Could a servlet filter allow the mapping to only be used when "_file_ exists"?
Example: mysite1.com/go?foo=bar versus mysite2.com/go/page.cfm
(mysite1.com has root-level extensionless file named "go", while mysite2.com has root-level directory named "go")
Currently, a /go/* mapping breaks mysite2.com's URL.
I have an idea for an enhancement to Application.cfc. I originally thought #1 would be a deal-breaker. However, if servlet mappings can be conditionally applied only to files, then there may still be a way.

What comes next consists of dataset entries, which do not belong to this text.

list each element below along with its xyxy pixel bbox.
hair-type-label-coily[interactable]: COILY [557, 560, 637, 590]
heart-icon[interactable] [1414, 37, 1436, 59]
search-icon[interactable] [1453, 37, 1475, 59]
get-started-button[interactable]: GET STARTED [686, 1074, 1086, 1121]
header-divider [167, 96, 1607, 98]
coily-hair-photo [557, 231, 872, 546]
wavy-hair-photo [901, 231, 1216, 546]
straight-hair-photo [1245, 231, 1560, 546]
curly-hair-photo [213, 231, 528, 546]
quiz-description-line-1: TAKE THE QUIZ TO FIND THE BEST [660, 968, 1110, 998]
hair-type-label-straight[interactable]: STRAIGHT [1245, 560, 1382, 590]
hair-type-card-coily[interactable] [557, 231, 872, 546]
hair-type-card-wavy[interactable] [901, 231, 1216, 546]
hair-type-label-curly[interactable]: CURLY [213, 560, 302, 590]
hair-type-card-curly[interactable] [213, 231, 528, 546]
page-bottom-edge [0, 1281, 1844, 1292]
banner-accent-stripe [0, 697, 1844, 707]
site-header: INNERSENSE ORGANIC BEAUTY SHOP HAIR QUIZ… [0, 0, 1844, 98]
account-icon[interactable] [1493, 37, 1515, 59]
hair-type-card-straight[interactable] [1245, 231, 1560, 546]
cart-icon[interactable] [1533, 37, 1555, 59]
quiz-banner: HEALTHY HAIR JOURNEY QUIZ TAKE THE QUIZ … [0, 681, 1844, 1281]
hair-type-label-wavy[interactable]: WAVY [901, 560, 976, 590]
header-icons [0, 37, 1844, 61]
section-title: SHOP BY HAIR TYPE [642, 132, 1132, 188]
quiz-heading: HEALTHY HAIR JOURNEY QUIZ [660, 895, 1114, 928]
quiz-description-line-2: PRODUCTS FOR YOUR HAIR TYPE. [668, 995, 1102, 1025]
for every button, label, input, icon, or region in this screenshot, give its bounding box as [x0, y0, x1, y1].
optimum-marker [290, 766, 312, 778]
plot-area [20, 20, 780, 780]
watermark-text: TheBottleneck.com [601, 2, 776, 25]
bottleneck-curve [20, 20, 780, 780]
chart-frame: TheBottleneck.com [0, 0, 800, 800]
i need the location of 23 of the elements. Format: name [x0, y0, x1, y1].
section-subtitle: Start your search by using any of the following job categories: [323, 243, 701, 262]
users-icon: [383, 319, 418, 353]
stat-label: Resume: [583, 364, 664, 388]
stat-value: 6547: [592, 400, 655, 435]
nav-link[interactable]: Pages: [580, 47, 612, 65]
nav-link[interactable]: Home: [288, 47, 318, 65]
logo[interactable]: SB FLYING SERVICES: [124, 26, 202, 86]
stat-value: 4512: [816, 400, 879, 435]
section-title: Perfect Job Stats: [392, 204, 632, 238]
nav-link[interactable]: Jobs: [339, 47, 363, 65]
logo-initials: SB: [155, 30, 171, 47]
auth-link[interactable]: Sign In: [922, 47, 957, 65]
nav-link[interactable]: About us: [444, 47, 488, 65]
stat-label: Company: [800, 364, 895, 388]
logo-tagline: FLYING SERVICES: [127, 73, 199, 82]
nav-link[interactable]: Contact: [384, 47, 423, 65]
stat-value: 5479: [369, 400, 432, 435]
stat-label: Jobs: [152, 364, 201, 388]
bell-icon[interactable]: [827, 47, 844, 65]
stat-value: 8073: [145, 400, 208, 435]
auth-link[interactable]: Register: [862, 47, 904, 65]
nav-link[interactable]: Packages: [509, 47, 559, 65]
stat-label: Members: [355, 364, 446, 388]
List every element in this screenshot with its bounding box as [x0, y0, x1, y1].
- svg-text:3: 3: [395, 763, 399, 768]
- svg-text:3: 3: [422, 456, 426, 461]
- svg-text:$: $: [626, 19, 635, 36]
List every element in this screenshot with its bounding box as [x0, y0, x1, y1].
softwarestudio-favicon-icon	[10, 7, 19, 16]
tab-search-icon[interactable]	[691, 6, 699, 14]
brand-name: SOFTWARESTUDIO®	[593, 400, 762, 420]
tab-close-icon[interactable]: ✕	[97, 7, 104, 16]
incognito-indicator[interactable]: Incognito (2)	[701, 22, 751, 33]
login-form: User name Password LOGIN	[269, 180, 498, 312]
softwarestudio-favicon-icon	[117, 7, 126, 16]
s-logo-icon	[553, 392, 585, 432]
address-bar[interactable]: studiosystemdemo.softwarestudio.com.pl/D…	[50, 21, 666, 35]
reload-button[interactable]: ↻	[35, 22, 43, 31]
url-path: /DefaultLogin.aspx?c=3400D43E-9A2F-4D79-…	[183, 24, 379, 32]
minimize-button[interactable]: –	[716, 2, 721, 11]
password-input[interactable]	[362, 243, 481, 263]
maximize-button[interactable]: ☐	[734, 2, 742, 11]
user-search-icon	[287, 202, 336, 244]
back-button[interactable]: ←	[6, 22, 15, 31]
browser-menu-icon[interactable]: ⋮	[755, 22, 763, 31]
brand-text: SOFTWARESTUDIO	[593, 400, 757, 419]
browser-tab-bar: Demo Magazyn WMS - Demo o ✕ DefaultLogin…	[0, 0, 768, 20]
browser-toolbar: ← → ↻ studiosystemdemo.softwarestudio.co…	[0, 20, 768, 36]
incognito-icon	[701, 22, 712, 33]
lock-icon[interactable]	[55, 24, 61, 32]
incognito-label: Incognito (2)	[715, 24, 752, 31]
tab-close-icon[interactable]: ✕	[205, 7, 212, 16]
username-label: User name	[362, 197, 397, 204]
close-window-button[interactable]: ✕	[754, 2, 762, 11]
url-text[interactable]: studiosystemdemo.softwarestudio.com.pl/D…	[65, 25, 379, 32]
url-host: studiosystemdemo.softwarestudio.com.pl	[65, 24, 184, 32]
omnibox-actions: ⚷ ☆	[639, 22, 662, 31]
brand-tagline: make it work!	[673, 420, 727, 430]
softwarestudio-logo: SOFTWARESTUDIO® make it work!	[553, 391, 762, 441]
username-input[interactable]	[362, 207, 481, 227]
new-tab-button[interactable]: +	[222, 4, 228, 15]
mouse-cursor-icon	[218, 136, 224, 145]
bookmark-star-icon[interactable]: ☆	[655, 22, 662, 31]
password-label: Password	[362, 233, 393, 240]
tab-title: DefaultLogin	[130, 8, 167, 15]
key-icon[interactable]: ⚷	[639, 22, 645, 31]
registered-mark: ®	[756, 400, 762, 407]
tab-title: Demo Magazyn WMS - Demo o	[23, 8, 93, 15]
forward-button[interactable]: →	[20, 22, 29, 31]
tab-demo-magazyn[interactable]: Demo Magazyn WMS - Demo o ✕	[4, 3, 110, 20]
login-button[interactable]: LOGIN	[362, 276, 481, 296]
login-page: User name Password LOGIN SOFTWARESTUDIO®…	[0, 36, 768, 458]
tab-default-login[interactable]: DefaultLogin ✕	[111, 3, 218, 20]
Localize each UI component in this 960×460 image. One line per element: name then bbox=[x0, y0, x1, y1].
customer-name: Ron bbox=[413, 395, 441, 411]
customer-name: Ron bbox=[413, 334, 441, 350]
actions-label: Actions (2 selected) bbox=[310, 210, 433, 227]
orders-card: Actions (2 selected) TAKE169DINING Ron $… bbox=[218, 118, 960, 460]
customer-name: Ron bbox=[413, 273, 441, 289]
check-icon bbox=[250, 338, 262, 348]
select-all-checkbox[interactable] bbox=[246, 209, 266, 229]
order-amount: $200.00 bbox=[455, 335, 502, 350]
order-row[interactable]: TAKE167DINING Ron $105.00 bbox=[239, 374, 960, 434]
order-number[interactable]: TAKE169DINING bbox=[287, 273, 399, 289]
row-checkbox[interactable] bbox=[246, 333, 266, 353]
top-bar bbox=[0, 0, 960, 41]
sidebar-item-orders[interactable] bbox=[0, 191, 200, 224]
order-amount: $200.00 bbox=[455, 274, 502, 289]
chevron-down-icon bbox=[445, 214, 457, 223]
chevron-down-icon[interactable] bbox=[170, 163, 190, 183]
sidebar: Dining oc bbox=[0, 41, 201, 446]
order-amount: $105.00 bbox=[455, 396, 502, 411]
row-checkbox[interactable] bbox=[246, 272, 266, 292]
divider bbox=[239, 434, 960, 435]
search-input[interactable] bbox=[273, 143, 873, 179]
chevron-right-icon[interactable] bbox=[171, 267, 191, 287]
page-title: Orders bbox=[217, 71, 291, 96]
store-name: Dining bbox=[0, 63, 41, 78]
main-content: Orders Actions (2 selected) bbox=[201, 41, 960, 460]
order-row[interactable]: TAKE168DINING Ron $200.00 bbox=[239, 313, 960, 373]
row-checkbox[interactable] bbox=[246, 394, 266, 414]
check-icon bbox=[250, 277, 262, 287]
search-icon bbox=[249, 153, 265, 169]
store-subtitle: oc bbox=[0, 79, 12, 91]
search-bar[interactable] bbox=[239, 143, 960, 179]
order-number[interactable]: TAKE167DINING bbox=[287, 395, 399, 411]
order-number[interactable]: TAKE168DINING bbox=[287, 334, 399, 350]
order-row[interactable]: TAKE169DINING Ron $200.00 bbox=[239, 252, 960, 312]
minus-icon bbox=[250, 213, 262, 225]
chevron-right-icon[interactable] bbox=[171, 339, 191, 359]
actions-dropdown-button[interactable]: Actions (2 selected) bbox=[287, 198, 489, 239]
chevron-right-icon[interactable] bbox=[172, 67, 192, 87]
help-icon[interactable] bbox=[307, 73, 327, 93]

If only this were possible:
<servlet-mapping>
<servlet-name>CfmServlet</servlet-name>
<url-pattern>/go/*</url-pattern>
<verify-file-exists>true</verify-file-exists>
</servlet-mapping>
Thanks again!,
-Aaron
By "I have an idea for an enhancement to Application.cfc", I was referring to something like:
THIS.extensionlessFileList = "/go,/foo/bar";
Where go, and bar, are extensionless CF files.
Not sure if this is possible, but just thought it'd be neat.
Thanks,
-Aaron
@Aaron
a servlet filter could work, however I think you are really trying to route traffic to the correct server or webapp, which puts me at a router, or web server. I'd look at doing a reverse proxy with some rewrite rules that will change context roots (weapps) based on domain.